Makes sense to tape executive sessions

It’s not as if media groups want live Webcasts of local governments’ executive sessions. All they want is to require that such closed sessions be audiotaped and the tapes preserved for a year for possible judicial review, should a citizen or media outlet suspect that the discussion violated the Kansas Open Meetings Act. Don Moler, executive director of the League of Kansas Municipalities, is among those who don’t get it, telling Harris News Service the bill is a “golden oldie” that “never was a good idea” and would “have a chilling effect on open and frank discussion.” He added, “I’d say this bill is a solution in search of a problem.” I’d say the way that executive sessions are overused in Wichita and elsewhere, the bill is essential to know how big a problem exists.
Legislators who think there’s such a thing as too much open government — there isn’t — could turn to an alternative bill that would be better than nothing. It would allow a member of the government board in question to request that an executive session be audiotaped. In any case, the point is: It’s hard to prove something was unlawfully discussed or decided in a closed meeting in the absence of any evidence either way.
Posted by Rhonda Holman

10 Comments

  1. Posted February 6, 2006 at 1:03 am | Permalink

    Makes you wonder if the pay raise for Chris Cherches ever would have been discussed.Ram it down the KLM’s throats!

  2. J M Walker
    Posted February 6, 2006 at 5:03 am | Permalink

    “have a chilling effect on open and frank discussion.”

    Excuse me? Sunshine law anyone? Does Don Moler think he’s George Bush? What next,Don, secret elections?

  3. Jed
    Posted February 6, 2006 at 10:39 am | Permalink

    It won’t do any good as long as 18 minutes can be “accidentally” erased.

  4. Nathan
    Posted February 6, 2006 at 12:31 pm | Permalink

    I have some limited experience in a kind of government posistion.

    I have also dealt with the media in my posisition.

    I have had meetings which were tape recorded and meetings which were not tape recorded.

    I have even had meetings which were secretly tape recorded.

    The reason why tape recording every meeting is a bad idea is that it changes the way you discuss everything.

    Lets face it. Todays media feeds on trying to catch someone saying something stupid, silly, outragous, anything they can get.

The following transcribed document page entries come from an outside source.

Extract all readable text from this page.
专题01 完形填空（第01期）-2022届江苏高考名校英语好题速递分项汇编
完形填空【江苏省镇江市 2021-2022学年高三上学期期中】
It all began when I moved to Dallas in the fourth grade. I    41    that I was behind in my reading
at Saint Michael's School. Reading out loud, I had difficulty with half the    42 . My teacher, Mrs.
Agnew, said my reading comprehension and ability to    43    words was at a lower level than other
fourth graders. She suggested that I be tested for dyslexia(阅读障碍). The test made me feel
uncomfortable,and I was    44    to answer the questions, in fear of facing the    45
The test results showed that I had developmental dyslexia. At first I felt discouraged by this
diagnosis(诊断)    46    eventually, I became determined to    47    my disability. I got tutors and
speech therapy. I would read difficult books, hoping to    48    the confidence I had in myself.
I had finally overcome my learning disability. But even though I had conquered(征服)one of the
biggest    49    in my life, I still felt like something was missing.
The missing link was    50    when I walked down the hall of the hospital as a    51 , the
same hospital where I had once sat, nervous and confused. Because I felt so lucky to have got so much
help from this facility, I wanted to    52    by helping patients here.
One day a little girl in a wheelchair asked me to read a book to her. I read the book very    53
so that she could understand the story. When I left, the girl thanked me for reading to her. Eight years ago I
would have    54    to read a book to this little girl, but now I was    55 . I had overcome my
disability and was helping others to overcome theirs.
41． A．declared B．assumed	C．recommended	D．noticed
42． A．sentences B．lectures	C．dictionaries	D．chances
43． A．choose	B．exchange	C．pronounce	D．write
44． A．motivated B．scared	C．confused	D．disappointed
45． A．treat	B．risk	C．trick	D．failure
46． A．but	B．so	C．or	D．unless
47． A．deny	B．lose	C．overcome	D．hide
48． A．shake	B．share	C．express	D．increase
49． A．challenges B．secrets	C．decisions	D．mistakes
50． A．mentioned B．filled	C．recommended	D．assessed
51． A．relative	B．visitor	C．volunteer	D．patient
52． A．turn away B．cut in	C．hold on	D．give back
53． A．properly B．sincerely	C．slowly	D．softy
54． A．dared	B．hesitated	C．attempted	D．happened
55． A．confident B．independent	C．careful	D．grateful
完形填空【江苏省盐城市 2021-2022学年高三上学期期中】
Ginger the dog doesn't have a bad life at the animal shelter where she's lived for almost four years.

    When you know you are being recorded it is basically human nature to purposefully ensure that everything you say is not something that can be used against you. It really hampers the discussion.

    On top of that it also encourages some showboating to glorify yourself of say things to make you look good.

    I will never agree with the medias cry to have access to everything or to have everything tape recorded.

    The truth is that if you tape record all those meetings all it will be is some gotch thing later.

    There is a time and place for public meetings and there is also a time and place where meetings should and need to remain private.

  5. Jed
    Posted February 6, 2006 at 1:29 pm | Permalink

    Well Nathan,If taping inhibits people from saying stupid things, why not tape every public official all the time?

  6. Nathan
    Posted February 6, 2006 at 1:58 pm | Permalink

    It is not about saying stupid things. It is about being comfortable discussing the actual topic instead of worrying about how your words can be twisted against you.

  7. Jed
    Posted February 6, 2006 at 2:09 pm | Permalink

    Public officials are employees of the public. Doesn’t the public have the right to know how it’s employees arrive at decisions that affect it? What would a private employer do with workers who refused to disclose what they did on his time?

  8. Nathan
    Posted February 6, 2006 at 2:16 pm | Permalink

    Public representatives are not emplyees they are represntatives.

    Completely different system.

    I don’t think the public has a right to know everything about how representatives come up with their decisions.

    I don’t know many private employers if any at all that tape record the meetings of their employees or require it.

    It is not about disclosing what they do on company time, of course they do that. That is not the topic. The topic is tape recording meetings.

  9. Rage
    Posted February 7, 2006 at 12:23 pm | Permalink

    Ah, here we have the source of many disagreements. Nathan, they are public employees. They all work for us–including the president.

  10. Nathan
    Posted February 7, 2006 at 1:02 pm | Permalink

    The only comparison to being an employee I can think of is that in a sense they are hired and fired by the people that elect them.

    Other than that the similarities stop.

    Even if we do go with the employee comparison, I still have yet to see any boss tape record every meeting his employees have.